Twitter pundits quickly seized on the announcement, decrying it as “woke” virtue signaling.

“The university does not maintain a list of banned or discouraged words,” wrote Interim Provost and Senior Vice President for Academic Affairs Elizabeth Graddy in a statement to the Daily Trojan Wednesday. We will continue to use words — including ‘field’ — that accurately encompass and describe our work and research.”

If that’s the case, then the School of Social Work is at odds with USC’s administration. When, then, is the word “field” to be seen as racist? I look forward to clarification from the Practicum Education Department.

What’s curious but predictable is that only a few students interviewed were willing to criticize the announcement about “field”. It looks like some were puzzled, but others thought that because “field” was declared racist, it must be racist.

Students — interviewed by the Daily Trojan on Tuesday both at random on the University Park Campus and specifically in the school of social work — seemed largely split on the school’s decision.

“I’ve never been in a conversation with another Black person that has had a problem with the word ‘field,’” said Leka Mpigi, a graduate student studying architecture. “But I don’t know if that’s because I’m of African descent; I’m not African American.”

Mpigi said she could see why the terms would be taken the way the memo characterized them, but suggested that USC might have “bigger problems” to focus on, specifically admitting more students of color.

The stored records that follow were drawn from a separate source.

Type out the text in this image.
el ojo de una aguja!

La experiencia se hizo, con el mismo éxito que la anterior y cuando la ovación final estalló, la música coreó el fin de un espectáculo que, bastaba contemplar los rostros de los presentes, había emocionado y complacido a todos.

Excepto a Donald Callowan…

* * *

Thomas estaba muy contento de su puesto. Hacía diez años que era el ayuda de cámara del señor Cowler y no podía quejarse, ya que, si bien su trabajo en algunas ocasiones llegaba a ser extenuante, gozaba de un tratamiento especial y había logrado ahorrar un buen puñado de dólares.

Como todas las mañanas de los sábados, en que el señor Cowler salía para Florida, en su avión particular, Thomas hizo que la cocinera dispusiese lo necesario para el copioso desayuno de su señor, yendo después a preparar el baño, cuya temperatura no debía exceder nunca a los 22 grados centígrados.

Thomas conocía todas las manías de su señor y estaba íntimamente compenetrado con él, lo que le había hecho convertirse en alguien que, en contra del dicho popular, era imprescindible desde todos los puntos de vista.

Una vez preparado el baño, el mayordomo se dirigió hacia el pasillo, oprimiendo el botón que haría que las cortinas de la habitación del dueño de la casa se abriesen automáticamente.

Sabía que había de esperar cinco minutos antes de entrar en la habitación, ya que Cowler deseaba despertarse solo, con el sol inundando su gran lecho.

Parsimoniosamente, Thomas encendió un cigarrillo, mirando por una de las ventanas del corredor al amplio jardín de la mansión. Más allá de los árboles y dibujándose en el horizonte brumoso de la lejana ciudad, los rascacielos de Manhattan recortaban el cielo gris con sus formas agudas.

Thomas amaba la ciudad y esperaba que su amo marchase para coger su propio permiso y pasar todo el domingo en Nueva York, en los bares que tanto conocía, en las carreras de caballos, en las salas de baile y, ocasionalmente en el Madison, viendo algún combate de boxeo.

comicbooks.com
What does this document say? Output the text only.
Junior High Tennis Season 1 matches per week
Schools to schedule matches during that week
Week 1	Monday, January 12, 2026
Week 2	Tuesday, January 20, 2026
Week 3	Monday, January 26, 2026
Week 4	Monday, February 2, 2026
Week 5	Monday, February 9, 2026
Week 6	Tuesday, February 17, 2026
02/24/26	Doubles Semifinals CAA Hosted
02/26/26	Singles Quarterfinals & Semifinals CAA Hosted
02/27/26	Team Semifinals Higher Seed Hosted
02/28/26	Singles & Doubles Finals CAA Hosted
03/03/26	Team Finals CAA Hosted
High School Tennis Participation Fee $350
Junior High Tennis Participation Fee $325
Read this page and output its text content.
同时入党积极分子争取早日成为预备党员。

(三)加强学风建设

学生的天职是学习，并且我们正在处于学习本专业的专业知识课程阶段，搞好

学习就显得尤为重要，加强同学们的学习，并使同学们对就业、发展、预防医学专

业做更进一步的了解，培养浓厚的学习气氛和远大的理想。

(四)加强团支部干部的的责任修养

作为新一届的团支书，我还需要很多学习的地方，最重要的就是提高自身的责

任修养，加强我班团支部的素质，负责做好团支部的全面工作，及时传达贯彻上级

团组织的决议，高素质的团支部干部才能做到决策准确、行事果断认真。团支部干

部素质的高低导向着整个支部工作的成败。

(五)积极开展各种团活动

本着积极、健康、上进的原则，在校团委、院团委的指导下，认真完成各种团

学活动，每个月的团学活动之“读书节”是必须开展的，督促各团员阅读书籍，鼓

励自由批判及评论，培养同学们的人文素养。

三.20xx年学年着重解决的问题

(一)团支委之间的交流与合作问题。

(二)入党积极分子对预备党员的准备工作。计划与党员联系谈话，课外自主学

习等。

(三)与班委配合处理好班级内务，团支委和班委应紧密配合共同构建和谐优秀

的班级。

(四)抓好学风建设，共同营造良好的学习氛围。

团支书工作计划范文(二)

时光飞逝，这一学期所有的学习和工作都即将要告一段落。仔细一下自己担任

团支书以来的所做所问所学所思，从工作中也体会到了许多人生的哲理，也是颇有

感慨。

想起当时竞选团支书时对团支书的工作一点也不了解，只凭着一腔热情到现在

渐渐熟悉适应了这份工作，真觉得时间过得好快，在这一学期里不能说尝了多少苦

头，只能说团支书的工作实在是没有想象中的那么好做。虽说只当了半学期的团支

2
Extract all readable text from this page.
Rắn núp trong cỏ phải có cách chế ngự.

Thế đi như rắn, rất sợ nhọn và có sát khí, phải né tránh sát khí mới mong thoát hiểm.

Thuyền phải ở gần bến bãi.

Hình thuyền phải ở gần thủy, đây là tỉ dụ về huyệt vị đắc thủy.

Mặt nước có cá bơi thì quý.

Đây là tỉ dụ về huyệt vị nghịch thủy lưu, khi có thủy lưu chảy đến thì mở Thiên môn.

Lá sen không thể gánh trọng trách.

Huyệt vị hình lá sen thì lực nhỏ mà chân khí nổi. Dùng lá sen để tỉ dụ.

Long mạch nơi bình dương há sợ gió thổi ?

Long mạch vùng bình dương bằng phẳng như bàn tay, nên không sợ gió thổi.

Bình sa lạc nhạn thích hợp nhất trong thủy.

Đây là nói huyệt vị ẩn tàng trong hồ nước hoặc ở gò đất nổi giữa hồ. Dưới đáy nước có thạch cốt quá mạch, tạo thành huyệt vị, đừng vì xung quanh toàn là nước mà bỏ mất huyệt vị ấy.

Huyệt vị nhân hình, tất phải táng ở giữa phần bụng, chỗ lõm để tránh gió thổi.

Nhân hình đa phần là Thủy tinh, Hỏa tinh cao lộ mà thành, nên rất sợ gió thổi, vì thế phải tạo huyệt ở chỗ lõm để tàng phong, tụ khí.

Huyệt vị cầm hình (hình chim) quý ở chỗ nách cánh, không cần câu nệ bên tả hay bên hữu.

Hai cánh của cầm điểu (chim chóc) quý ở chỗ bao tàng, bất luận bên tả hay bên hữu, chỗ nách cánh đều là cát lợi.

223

“At this point, it looks like we’re fishing for something of relevance,” Mpigi said. “It feels like a stretch.”

Kudos to Mpigi for at least saying the obvious. She’s clearly savvier than the factotums in the School of Social Work.

Here’s a student bowing to authority and dissing free speech as well:

Paloma Williams, a junior majoring in design, said that if the phrases being replaced originated from slavery or have an offensive origin, she supports the decision.

“Free speech doesn’t make saying offensive things OK,” Williams said.

That last statement is wrong if by “OK” she meant “legal.”  Notice the revival of the old critique of free speech: it should be curbed when that free speech is deemed offensive.

Three other students who will go along to get along:

“I have no issue with [the change],” said Maya Borenstein, a graduate student studying social work. “The title of my courses doesn’t really affect me. I’m all for changing language if it’s what they think is correct.”

Borenstein said she doesn’t feel like the change is limiting her own speech. David Lerman, another graduate student studying social work, said he thinks it isn’t his place to judge whether a term is harmful or offensive because he’s white.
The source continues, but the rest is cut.